Then they caught hold of her clothes and called upon her as if she alone could seal their fate.
“Is there no one,” she asked, “who knows the psalm: ‘When I am borne through the Vale of Death’? Sing it, sing it!”
Some of the women struck up the psalm with choked and nearly whispering voices, but the others rushed down to the river, hunted out boats and wreckage from the bridges, and rowed themselves across. Each and every one who had a husband or a beloved in the army had hoped even at the last she would be taken along and hidden; but all the worst women of the rabble, who belonged neither to this man nor to that, stood with their rags or their tasteless, ridiculous gowns in a ring around Lina Andersdotter. Meanwhile swarms of Cossacks, who had crossed the river to snap up any straggling marauders, were sneaking up through the bushes on their hands and knees.
Then her heart failed her and she stepped down from the wagon.
“Poor children!” she said, and patted the hussies on the cheek. “Poor children, I will not desert you.

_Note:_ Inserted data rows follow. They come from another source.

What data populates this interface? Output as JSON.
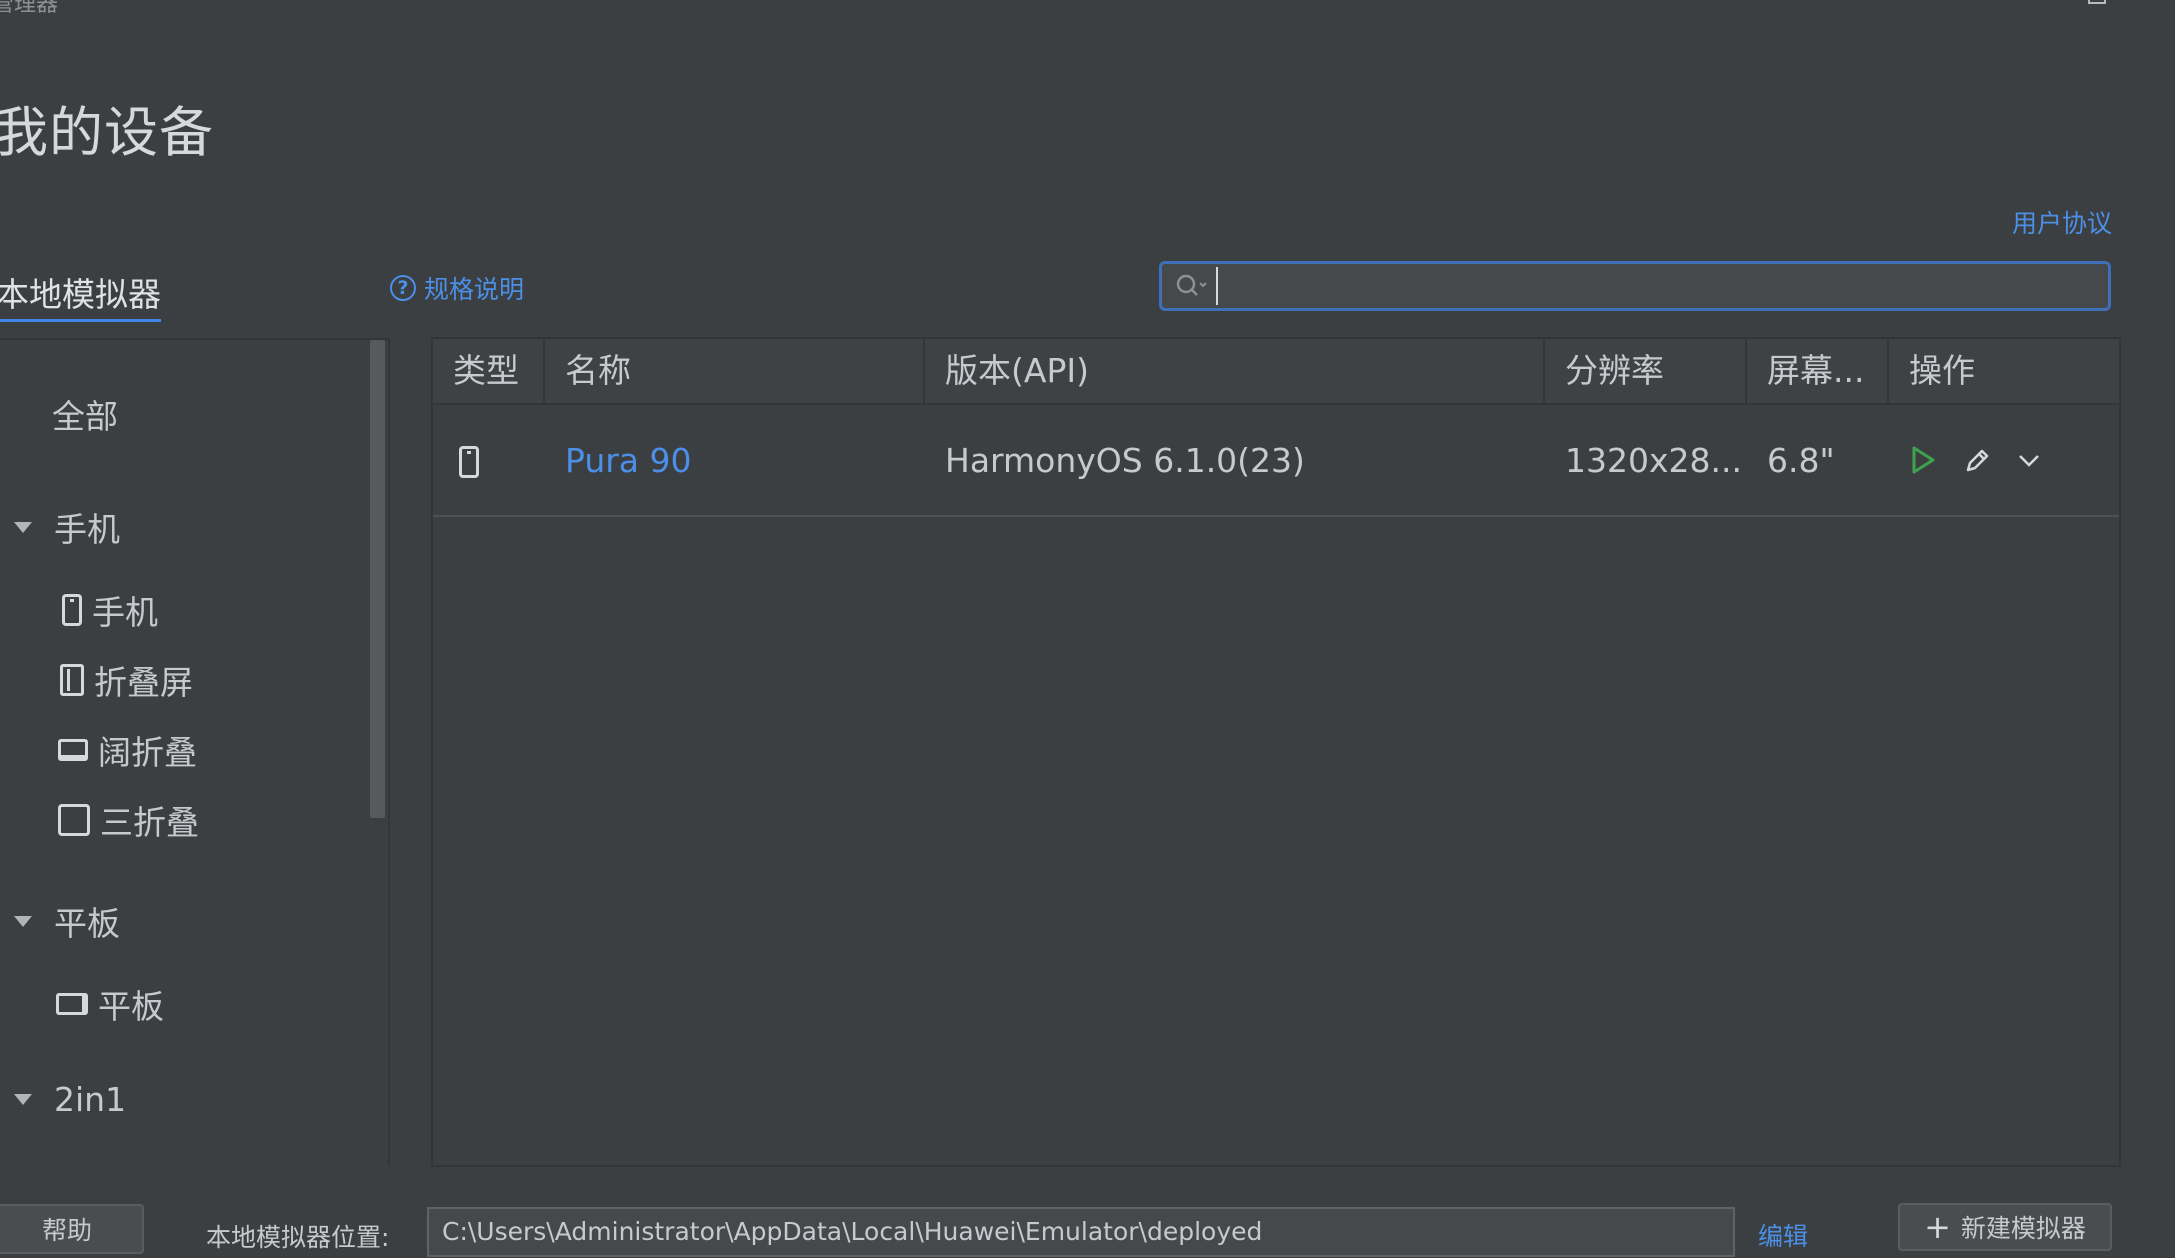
{
  "window": {
    "title": "管理器"
  },
  "header": {
    "title": "我的设备",
    "user_agreement": "用户协议"
  },
  "tabs": {
    "local": "本地模拟器"
  },
  "spec": {
    "label": "规格说明"
  },
  "search": {
    "value": ""
  },
  "sidebar": {
    "all": "全部",
    "groups": [
      {
        "label": "手机",
        "items": [
          {
            "label": "手机",
            "icon": "phone-icon"
          },
          {
            "label": "折叠屏",
            "icon": "foldable-icon"
          },
          {
            "label": "阔折叠",
            "icon": "wide-fold-icon"
          },
          {
            "label": "三折叠",
            "icon": "tri-fold-icon"
          }
        ]
      },
      {
        "label": "平板",
        "items": [
          {
            "label": "平板",
            "icon": "tablet-icon"
          }
        ]
      },
      {
        "label": "2in1",
        "items": []
      }
    ]
  },
  "table": {
    "columns": [
      "类型",
      "名称",
      "版本(API)",
      "分辨率",
      "屏幕...",
      "操作"
    ],
    "rows": [
      {
        "type_icon": "phone-icon",
        "name": "Pura 90",
        "version": "HarmonyOS 6.1.0(23)",
        "resolution": "1320x28...",
        "screen": "6.8\""
      }
    ]
  },
  "footer": {
    "help": "帮助",
    "location_label": "本地模拟器位置:",
    "location_value": "C:\\Users\\Administrator\\AppData\\Local\\Huawei\\Emulator\\deployed",
    "edit": "编辑",
    "new_emulator": "新建模拟器"
  },
  "colors": {
    "accent": "#4b8fe6",
    "background": "#3c3f41",
    "run": "#3fa34d"
  }
}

But now,—devil take me!—do you pray to God that he will make your blood-red sins white, for I have nothing else to offer you than to shame the men and die a hero’s death.”

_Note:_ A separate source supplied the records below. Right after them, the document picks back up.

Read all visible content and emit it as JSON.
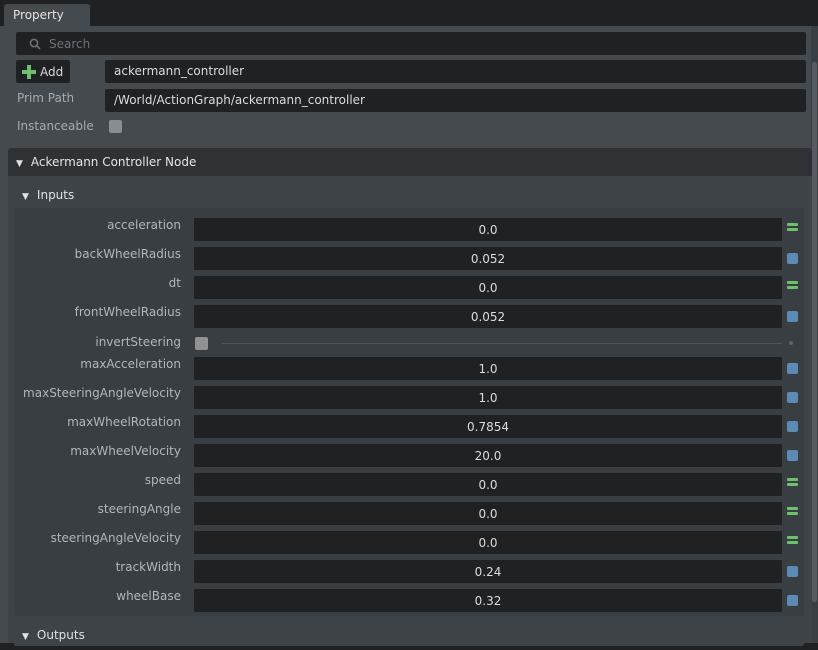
{
  "tab": {
    "title": "Property"
  },
  "search": {
    "placeholder": "Search"
  },
  "toolbar": {
    "add_label": "Add",
    "name_value": "ackermann_controller"
  },
  "prim_path": {
    "label": "Prim Path",
    "value": "/World/ActionGraph/ackermann_controller"
  },
  "instanceable": {
    "label": "Instanceable",
    "checked": false
  },
  "section": {
    "title": "Ackermann Controller Node"
  },
  "inputs": {
    "title": "Inputs",
    "rows": [
      {
        "label": "acceleration",
        "value": "0.0",
        "indicator": "green"
      },
      {
        "label": "backWheelRadius",
        "value": "0.052",
        "indicator": "blue"
      },
      {
        "label": "dt",
        "value": "0.0",
        "indicator": "green"
      },
      {
        "label": "frontWheelRadius",
        "value": "0.052",
        "indicator": "blue"
      },
      {
        "label": "invertSteering",
        "value": "",
        "indicator": "dot"
      },
      {
        "label": "maxAcceleration",
        "value": "1.0",
        "indicator": "blue"
      },
      {
        "label": "maxSteeringAngleVelocity",
        "value": "1.0",
        "indicator": "blue"
      },
      {
        "label": "maxWheelRotation",
        "value": "0.7854",
        "indicator": "blue"
      },
      {
        "label": "maxWheelVelocity",
        "value": "20.0",
        "indicator": "blue"
      },
      {
        "label": "speed",
        "value": "0.0",
        "indicator": "green"
      },
      {
        "label": "steeringAngle",
        "value": "0.0",
        "indicator": "green"
      },
      {
        "label": "steeringAngleVelocity",
        "value": "0.0",
        "indicator": "green"
      },
      {
        "label": "trackWidth",
        "value": "0.24",
        "indicator": "blue"
      },
      {
        "label": "wheelBase",
        "value": "0.32",
        "indicator": "blue"
      }
    ]
  },
  "outputs": {
    "title": "Outputs"
  },
  "colors": {
    "accent_blue": "#5b8ab5",
    "accent_green": "#6fbf6f"
  }
}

She opened the wagon-chest and hunted out from among her plunder some pikes and Polish sabres, which she put into the hands of the softly-singing women. Thereupon she herself grasped a musket without powder or shot and set herself among the others around the cart to wait. So they stood in the sunset light on the highest part of the shore.

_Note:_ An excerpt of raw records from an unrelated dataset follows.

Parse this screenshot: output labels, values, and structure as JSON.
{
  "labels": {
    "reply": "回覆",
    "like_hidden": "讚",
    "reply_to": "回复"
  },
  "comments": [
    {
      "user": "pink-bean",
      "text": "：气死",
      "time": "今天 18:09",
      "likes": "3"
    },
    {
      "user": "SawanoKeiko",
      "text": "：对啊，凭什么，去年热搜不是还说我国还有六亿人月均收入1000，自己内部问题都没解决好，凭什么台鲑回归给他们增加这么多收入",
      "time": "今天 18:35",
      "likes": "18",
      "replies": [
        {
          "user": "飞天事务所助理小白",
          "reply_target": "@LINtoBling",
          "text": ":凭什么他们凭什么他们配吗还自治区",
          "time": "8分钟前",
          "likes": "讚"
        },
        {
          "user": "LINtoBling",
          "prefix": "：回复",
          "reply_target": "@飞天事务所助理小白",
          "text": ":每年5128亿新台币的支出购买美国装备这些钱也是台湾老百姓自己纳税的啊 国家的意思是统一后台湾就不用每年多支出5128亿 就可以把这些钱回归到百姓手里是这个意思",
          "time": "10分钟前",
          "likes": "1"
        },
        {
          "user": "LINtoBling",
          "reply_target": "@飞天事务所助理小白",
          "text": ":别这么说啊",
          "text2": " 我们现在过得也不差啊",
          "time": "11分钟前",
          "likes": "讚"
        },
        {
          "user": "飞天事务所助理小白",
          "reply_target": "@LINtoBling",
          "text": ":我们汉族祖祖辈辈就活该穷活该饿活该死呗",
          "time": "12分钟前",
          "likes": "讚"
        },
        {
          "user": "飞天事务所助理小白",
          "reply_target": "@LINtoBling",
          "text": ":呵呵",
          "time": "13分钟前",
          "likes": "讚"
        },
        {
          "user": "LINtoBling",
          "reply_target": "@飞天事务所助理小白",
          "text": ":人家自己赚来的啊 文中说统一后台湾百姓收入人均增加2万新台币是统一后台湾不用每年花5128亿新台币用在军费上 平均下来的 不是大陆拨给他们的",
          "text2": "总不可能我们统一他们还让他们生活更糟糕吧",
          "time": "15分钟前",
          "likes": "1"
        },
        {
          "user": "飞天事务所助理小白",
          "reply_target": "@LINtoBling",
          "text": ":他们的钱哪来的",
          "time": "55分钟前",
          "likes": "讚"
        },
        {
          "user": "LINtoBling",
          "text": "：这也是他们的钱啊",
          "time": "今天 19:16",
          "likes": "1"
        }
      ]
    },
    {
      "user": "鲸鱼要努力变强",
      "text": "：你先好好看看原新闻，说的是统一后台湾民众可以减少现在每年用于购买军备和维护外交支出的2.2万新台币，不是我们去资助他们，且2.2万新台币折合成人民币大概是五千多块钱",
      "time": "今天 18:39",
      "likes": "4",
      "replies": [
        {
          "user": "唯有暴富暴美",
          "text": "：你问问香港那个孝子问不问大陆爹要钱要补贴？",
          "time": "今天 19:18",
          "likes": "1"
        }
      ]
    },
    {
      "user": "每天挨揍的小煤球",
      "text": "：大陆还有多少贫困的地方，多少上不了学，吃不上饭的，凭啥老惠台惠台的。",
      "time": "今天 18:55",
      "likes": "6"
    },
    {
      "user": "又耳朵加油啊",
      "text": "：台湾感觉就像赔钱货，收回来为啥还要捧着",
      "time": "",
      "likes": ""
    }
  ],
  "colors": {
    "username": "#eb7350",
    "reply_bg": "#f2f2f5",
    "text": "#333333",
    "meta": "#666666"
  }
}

Then the women on the river saw the Cossacks rush forward to the cart and cut down one after another of them with the idea that they were men in disguise. They wanted to turn their boats, and soldiers sprang down from their ranks to the water and opened fire.
“Hurrah for King Charles,” they cried with a thousand intermingled voices; “and hurrah—No, it’s too late. Look, look! There is Queen Caroline who in the midst of the harlots is dying a virgin with a musket in her hand!”
CAPTURED
FAR out in the wastes of Småland and Finnved wondrous prodigies appeared in the air and after that work lost all worth and the morrow all hope. People either went hungry or ate and drank with riot and revel amid half-stifled curses. At every farm sat a mother or a widow in mourning. During the day’s occupation she talked of the fallen or the captives, and at night she started from her sleep and thought she was still hearing the thunder of the hideous wagons on which teamsters in black oil-cloth cloaks carried away those who had died of the plague.